While unstructured data, primarily text, is well suited for human communication, there have been significant hurdles to overcome to make it amenable to processing by computer systems. The
se barriers have been slowly eroded to the extent that significant value can now be extracted from text.This is something of an irony since text based data typically accounts for eighty per cent of the data most organizations generate and process. Emails, documents, social data, comments and a wide variety of other text are usually archived, but typically not analysed in any meaningful way. The cost of creating, capturing and managing this information is considerable. In a service based business most employees can easily be categorized as information workers, and the cost of the information they generate is directly related to associated labour costs. Viewed in this way the cost of text data in many organizations is in excess of fifty per cent of all costs. Clearly any technology capable of automating the extraction of useful information from these data should be of interest.
The application of text analytics technologies has grown rapidly with increased regulation, the proliferation of social data, and efforts to record the thoughts and comments of customers. Embedded in the terabytes of unstructured data are patterns which can serve a diverse range of purposes, from flagging when a customer is likely to close their account, through to fraud detection. The value of text analytics is amplified when both structured and text data are combined, and to this end text mining technologies are witnessing significant uptake. In this scenario text data are converted into a form where they can be merged with structured data from transactional systems and are then scrutinized by data mining technologies, whose sole purpose is to uncover hidden structure in data and reveal exploitable patterns. It is then crucial that these patterns can be deployed in a production environment, with full monitoring of performance as scoring is performed on new incoming data. Managers will not be confident unless they can assess the benefits a predictive model is bringing on a real-time, ongoing basis.

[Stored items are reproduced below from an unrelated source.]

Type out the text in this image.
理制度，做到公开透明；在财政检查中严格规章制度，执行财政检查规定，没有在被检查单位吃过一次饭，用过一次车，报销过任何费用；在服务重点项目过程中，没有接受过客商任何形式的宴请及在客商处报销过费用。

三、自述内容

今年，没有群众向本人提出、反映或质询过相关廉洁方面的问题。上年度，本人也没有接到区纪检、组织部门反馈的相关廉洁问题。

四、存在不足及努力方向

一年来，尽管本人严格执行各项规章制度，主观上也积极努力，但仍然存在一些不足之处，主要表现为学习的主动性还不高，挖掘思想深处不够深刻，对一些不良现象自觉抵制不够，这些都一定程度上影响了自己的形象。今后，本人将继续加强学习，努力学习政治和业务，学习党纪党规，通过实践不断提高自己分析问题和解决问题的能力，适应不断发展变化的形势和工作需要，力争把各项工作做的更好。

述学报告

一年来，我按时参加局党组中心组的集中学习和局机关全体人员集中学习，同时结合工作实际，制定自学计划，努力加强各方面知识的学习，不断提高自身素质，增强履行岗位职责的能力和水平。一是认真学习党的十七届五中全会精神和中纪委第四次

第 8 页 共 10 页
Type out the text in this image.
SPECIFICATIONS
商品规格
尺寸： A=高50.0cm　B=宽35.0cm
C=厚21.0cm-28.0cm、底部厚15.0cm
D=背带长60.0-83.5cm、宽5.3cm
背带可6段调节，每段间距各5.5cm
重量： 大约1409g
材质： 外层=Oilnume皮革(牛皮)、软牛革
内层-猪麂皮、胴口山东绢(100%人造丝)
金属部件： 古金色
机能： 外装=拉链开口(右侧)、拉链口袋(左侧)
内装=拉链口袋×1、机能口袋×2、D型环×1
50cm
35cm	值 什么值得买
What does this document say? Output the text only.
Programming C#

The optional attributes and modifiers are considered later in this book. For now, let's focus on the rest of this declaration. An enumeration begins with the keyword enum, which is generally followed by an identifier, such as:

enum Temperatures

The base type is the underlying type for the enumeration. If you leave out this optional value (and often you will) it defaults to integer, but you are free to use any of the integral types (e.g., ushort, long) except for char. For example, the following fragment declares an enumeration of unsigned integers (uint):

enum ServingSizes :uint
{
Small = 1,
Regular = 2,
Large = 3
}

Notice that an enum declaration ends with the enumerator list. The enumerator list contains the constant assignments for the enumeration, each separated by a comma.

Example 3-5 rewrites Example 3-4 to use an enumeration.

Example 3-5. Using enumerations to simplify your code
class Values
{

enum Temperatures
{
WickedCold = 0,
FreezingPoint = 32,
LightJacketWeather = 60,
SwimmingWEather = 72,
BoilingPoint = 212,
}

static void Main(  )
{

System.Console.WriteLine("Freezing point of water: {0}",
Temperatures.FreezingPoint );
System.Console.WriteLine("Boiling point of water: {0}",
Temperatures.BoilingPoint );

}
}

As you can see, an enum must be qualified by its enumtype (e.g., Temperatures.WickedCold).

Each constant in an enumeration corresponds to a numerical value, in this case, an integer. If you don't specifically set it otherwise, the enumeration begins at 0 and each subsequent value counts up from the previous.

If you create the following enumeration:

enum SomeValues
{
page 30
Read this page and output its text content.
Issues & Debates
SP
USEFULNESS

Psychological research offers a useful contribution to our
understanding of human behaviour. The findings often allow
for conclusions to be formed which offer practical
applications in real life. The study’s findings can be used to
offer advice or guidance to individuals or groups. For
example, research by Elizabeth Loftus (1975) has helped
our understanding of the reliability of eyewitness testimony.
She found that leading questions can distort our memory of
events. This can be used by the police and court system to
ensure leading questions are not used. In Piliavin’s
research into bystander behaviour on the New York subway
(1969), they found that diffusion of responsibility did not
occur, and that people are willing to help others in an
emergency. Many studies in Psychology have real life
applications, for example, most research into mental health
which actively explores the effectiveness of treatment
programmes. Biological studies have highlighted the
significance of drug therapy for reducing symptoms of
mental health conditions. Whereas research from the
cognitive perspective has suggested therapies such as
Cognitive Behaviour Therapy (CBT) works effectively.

To realize value from the very large sums invested in creating text data an organization needs to carefully plan and execute a business led initiative. This involves identification of business processes where text analytics might add value, the creation of text analytics capability, and a feedback loop in which information capture is informed by the outcome of analytics processes. This latter point is crucial, but somewhat surprisingly is often not mentioned by suppliers and consultants in this domain. If a certain type of information generates useful patterns then it becomes important to understand why, and attempt the capture of other information which might amplify the value of the analytics process.
Underlying all of this is some fairly simple economics – the cost of discovering and exploiting information derived from text analytics should be less than the value realized. Fortunately analytics often produces measurable outcomes captured by metrics such as lift. A two per cent increase in lift can mean a very considerable return on text analytics investments in many customer and marketing oriented activities.
Finally it should be noted that the scale and scope of text analytics will be accelerated by the current developments in big data technologies. The most heavily visited topic on the butleranalytics.com web site is text mining. We predict that this will become the largest growth area within the data analytics space, and a key differentiator in the benefits organizations reap from their analytics activities.